Назад Космач ехал рысью, бросив повод: в одной руке держал букет, во второй торты и молился, чтобы Жулик не споткнулся в снегу, — пронесло. Разве что упаковку на розах потрепало ветром…
Комендант уже дежурил на дороге у своей избы, отвязал сумку от седла, махнул рукой.
— Завтра рассчитаюсь! С утречка загляну, чтоб разбудить. А то ведь проспите!..
— Только попробуй! — огрызнулся Космач.
В банном окошке теплился свет, и, пользуясь тем, что Вавила еще парится, он взялся накрывать стол. Скатерть новую постелил, расставил приборы, нарезал закусок, водрузил посередине стола блюдо с фруктами — всё пока варились пельмени.
Но цветы запихал в лейку с водой и спрятал на печи, чтоб погрелись…
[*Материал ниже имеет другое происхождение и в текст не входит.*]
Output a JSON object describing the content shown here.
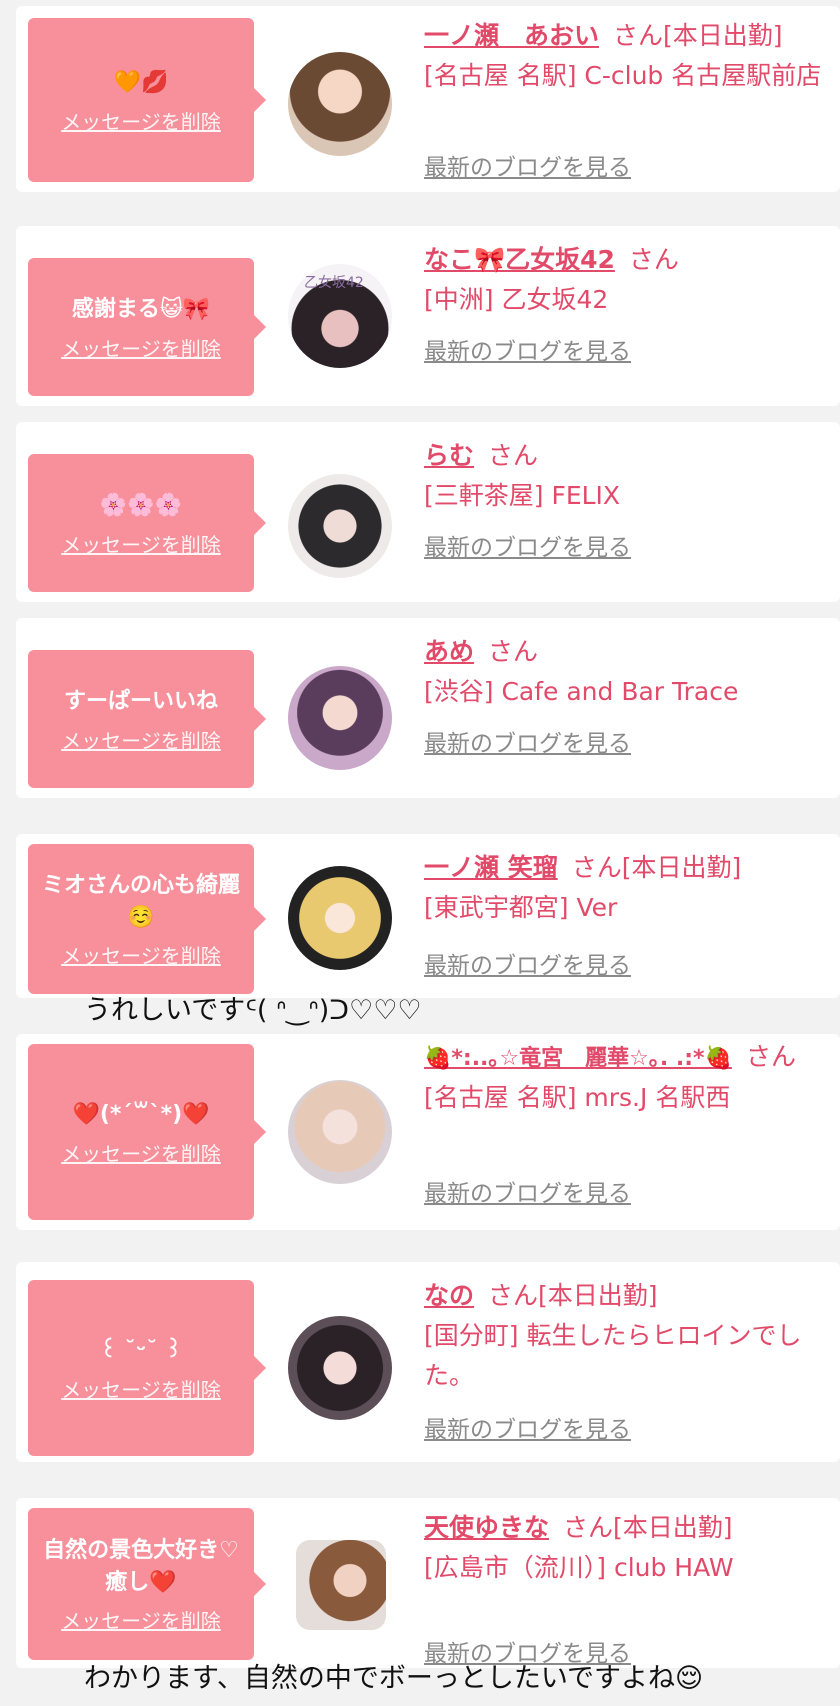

Проверил все еще раз, спохватился, в горнице голландку затопил, кровать расправил, подмел в прихожей и убрал лишнюю одежду с вешалки…
Два часа уже минуло, и что-то тревожно стало — нет боярышни…
Накинул полушубок, прибежал к бане и, чтобы не напугать, постучал, окликнул негромко:
— Вавила?.. Вавила Иринеевна?
Окошки запотели, за стеклом белая пелена, тут еще пес на заснеженном крылечке приподнял голову, немо ощерился. Космач приоткрыл дверь, спросил в щелку:
— Ты жива там, боярышня?
Ни звука! Лишь жаркое дыхание бани над дверью да пар от холодного воздуха понизу. И в этом молочном облаке он переступил порог, еще раз позвал:
— Боярышня?..
Вавила спала в предбаннике на топчане, разбросав руки, — должно быть, напарилась, намылась и прилегла отдохнуть.
В полотенце были спрятаны лишь волосы, скрученные в жгут…
В первый момент он смотрел на нее сквозь пар с мальчишеской вороватостью и оцепенением, готовый бежать, если она шевельнется или хотя бы дрогнут веки. Ее нечаянная открытость и сонное безволие будоражили воображение и наполняли душу взрывным, бурлящим восторгом; он зажимал себе рот, чтобы все это не вырвалось неуместным смехом, криком или стоном.
До того мгновения, пока не разглядел сквозь пар и затуманенное сознание, что все тело, от плеч и до талии, затянуто тугой белой сеткой. Одеяние это было настолько неестественным, что вначале он потерял осторожность, приблизился к топчану и склонился над спящей.